Бабы выстроились в ряд, шагах в десяти одна от другой. На шее у них, как пионерские барабаны, висели лукошки с пшеницей.
— Слушай мой структаж! — гудел дед Тимофей, важно, как журавль, расхаживал на длинных ногах перед строем. — Идти ровно, в кучу, как овцам, не сбиваться, держаться друг от дружки одинаково, чтобы зерно на зерно чуток попадало. Ясно?
— Я-асно! Так точно, ваше высокородие! — послышалась бабья разноголосица.
— Смотрите же, якорь вас зацепи! — строжился дед Тимофей. — Не потрафьте! Ты вот, Мокрына, орешь громче всех, а могешь ли сеять-то? — неожиданно набросился он на Коптиху. — Небось, только пахоту будешь топтать, как трахтуром. А ну — два шага вперед!
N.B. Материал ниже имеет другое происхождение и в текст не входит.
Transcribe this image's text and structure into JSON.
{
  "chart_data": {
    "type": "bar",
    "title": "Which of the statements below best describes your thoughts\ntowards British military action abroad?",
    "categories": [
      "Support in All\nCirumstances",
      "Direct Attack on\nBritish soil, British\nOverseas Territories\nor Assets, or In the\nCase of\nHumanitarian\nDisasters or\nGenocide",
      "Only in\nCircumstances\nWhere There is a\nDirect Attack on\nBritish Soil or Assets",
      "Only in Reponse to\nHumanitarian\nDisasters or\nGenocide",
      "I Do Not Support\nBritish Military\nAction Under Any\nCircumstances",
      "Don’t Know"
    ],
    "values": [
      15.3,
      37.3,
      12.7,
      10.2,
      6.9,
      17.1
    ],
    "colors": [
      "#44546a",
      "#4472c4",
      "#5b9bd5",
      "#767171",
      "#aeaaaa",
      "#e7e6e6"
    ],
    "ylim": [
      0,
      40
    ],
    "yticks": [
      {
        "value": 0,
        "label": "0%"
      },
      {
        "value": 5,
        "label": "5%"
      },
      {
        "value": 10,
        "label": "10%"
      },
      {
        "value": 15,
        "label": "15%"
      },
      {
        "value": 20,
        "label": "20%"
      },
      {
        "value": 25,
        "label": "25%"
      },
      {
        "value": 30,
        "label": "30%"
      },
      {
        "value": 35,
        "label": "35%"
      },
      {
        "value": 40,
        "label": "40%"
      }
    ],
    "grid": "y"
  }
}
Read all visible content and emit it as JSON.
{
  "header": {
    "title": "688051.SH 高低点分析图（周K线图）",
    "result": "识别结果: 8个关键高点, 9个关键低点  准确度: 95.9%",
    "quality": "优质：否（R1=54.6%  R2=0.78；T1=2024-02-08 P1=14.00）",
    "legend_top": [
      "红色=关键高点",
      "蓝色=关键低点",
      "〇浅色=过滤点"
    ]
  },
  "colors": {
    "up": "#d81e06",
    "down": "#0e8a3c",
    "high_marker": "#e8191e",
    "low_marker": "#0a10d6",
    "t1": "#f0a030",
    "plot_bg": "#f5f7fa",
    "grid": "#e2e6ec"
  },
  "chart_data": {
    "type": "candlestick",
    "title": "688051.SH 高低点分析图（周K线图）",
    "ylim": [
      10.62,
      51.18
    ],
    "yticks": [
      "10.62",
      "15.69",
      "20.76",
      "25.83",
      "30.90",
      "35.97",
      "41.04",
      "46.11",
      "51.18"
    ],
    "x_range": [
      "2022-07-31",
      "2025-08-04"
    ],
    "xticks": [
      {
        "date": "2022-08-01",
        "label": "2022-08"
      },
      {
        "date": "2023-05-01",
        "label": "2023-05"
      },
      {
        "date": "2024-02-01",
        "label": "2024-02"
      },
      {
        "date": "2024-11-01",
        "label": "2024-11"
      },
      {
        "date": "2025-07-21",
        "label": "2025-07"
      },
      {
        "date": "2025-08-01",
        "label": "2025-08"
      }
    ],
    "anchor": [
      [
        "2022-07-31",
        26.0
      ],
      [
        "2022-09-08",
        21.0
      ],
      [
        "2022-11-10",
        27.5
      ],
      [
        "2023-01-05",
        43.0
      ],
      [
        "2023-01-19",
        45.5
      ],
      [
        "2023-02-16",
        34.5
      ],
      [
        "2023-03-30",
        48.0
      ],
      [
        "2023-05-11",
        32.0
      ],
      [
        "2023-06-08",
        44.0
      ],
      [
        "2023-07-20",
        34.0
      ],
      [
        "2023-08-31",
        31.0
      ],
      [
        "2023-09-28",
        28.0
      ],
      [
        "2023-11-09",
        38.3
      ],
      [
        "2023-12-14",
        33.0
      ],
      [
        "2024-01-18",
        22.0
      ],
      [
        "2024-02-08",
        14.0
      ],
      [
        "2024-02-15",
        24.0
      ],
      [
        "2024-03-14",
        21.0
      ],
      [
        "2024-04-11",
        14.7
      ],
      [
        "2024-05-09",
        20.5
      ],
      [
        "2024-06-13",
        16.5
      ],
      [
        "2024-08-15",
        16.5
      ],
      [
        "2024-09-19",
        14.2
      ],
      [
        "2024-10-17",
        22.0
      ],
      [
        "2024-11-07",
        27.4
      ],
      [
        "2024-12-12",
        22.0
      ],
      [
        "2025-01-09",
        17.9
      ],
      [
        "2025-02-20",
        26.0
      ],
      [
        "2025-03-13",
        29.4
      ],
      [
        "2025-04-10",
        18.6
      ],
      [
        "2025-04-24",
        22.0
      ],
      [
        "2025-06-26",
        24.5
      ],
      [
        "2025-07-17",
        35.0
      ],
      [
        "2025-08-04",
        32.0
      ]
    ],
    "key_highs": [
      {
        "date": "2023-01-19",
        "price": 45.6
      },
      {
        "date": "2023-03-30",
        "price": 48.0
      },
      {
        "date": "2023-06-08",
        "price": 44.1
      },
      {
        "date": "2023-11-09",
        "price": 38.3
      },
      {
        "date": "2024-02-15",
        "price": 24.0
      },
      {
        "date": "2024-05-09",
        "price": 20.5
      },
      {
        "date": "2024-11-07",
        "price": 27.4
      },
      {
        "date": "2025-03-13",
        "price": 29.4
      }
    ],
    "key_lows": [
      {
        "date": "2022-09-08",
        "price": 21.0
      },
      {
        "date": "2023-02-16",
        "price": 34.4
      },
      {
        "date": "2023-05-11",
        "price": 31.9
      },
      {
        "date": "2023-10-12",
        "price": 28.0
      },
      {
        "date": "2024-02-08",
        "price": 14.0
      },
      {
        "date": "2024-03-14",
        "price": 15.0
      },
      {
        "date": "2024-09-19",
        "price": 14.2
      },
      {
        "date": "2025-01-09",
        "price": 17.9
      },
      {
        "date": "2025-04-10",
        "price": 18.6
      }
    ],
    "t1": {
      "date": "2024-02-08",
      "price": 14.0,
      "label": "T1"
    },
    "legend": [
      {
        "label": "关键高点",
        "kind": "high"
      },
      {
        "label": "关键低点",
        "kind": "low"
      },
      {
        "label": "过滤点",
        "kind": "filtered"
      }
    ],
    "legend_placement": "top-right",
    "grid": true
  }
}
Мокрына запыхтела и, выпятив живот, шагнула на своих чурках-ногах.
— Покажь, как надо сеять! — приказал Тимофей.
Мокрына гребанула горсть из лукошка и пульнула в сторону. Зерно так и на землю кучкою легло.
— Да ты што, белены объелась?! — взъярился звеньевой. — Так курей кормят, а не хлеб сеют. От такого посева пшеничка вырастет, как вон у Семена полосы на голове. Колоску колосок не подаст голосок. Покажь, Сема, этой мокрохвостой, этому кулю с коченами, как мы сеяли, бывало, в старину!